In linear combinatorial optimization, we aim to find $S^* = \arg\min_{S \in \mathcal{F}} \langle w,\mathbf{1}_S \rangle$ for a family $\mathcal{F} \subseteq 2^U$ over a ground set $U$ of $n$ elements. Traditionally, $w$ is known or accessible via a value oracle. Motivated by practical applications involving pairwise preferences, we study the weaker and more robust comparison oracle, which for any $S, T \in \mathcal{F}$ reveals only if $w(S) <, =, \text{ or } > w(T)$. We investigate the query complexity and computational efficiency of optimizing in this model. We present three main contributions. (1) Query Complexity: We establish that the query complexity over any arbitrary set system $\mathcal{F} \subseteq 2^U$ is $\tilde{O}(n^2)$. This demonstrates a fundamental separation between information and computational complexity, as the runtime may still be exponential for NP-hard problems. (2) Algorithmic Frameworks: We develop two general tools.
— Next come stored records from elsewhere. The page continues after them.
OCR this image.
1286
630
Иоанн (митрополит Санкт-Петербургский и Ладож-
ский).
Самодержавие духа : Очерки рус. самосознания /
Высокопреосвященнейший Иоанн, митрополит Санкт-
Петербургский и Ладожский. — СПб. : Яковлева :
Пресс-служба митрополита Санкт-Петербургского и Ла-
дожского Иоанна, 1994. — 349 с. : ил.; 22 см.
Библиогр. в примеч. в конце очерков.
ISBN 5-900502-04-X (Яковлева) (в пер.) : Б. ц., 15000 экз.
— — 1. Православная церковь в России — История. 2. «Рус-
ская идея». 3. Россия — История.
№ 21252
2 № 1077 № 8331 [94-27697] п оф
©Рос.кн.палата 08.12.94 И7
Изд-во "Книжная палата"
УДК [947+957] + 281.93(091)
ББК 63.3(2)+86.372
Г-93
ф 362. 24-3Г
First, a Dual Ellipsoid framework establishes an efficient reduction from optimization to certification. It shows that to optimize efficiently, it suffices to efficiently certify a candidate's optimality using only comparisons. Second, Global Subspace Learning (GSL) sorts all feasible sets using $O(nB \log(nB))$ queries for integer weights bounded by $B$. We efficiently implement GSL for linear matroids, yielding improved query complexities for problems like $k$-SUM, SUBSET-SUM, and $A+B$ sorting. (3) Combinatorial Applications: We give the first polynomial-time, low-query algorithms for classic problems, including minimum cuts, minimum weight spanning trees (and matroid bases), bipartite matching (and matroid intersection), and shortest $s$-$t$ paths. Our work provides the first general query complexity bounds and efficient algorithmic results for this fundamental model.
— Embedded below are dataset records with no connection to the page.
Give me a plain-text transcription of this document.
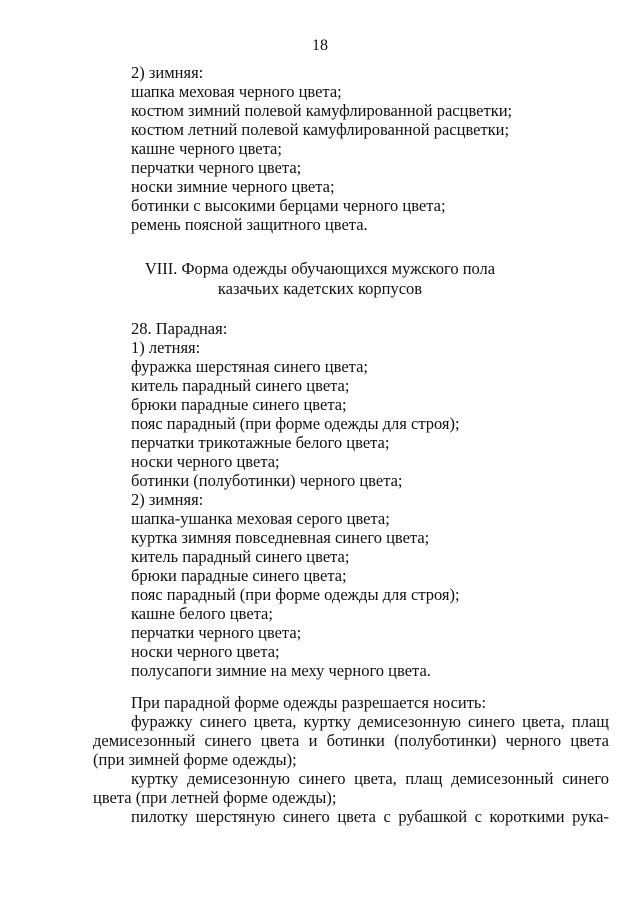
18
2) зимняя:
шапка меховая черного цвета;
костюм зимний полевой камуфлированной расцветки;
костюм летний полевой камуфлированной расцветки;
кашне черного цвета;
перчатки черного цвета;
носки зимние черного цвета;
ботинки с высокими берцами черного цвета;
ремень поясной защитного цвета.
VIII. Форма одежды обучающихся мужского пола
казачьих кадетских корпусов
28. Парадная:
1) летняя:
фуражка шерстяная синего цвета;
китель парадный синего цвета;
брюки парадные синего цвета;
пояс парадный (при форме одежды для строя);
перчатки трикотажные белого цвета;
носки черного цвета;
ботинки (полуботинки) черного цвета;
2) зимняя:
шапка-ушанка меховая серого цвета;
куртка зимняя повседневная синего цвета;
китель парадный синего цвета;
брюки парадные синего цвета;
пояс парадный (при форме одежды для строя);
кашне белого цвета;
перчатки черного цвета;
носки черного цвета;
полусапоги зимние на меху черного цвета.
При парадной форме одежды разрешается носить:
фуражку синего цвета, куртку демисезонную синего цвета, плащ
демисезонный синего цвета и ботинки (полуботинки) черного цвета
(при зимней форме одежды);
куртку демисезонную синего цвета, плащ демисезонный синего
цвета (при летней форме одежды);
пилотку шерстяную синего цвета с рубашкой с короткими рука-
翻译：在线性组合优化中，我们的目标是在一个由 $n$ 个元素构成的基础集 $U$ 上，对于一个族 $\mathcal{F} \subseteq 2^U$，找到 $S^* = \arg\min_{S \in \mathcal{F}} \langle w,\mathbf{1}_S \rangle$。传统上，权重 $w$ 是已知的或可通过值预言机访问。受涉及成对偏好的实际应用启发，我们研究了更弱且更鲁棒的比较预言机模型，该模型对于任意 $S, T \in \mathcal{F}$，仅揭示 $w(S) <, =, \text{ 或 } > w(T)$。我们研究了在此模型下优化的查询复杂度和计算效率。我们提出了三个主要贡献。(1) 查询复杂度：我们证明，对于任意集合系统 $\mathcal{F} \subseteq 2^U$，查询复杂度为 $\tilde{O}(n^2)$。这揭示了信息复杂度与计算复杂度之间的根本性分离，因为对于 NP 难问题，运行时间可能仍然是指数级的。(2) 算法框架：我们开发了两个通用工具。首先，一个对偶椭球体框架建立了从优化到验证的高效归约。它表明，为了高效优化，只需能够仅使用比较来高效验证候选解的最优性。其次，全局子空间学习（GSL）方法使用 $O(nB \log(nB))$ 次查询对所有可行集进行排序，其中整数权重以 $B$ 为界。我们为线性拟阵高效实现了 GSL，从而为诸如 $k$-SUM、子集和问题以及 $A+B$ 排序等问题带来了改进的查询复杂度。(3) 组合应用：我们为经典问题给出了首个多项式时间、低查询复杂度的算法，这些问题包括最小割、最小权重生成树（及拟阵基）、二分图匹配（及拟阵交）以及最短 $s$-$t$ 路径。我们的工作为这一基础模型提供了首个通用的查询复杂度界限和高效的算法结果。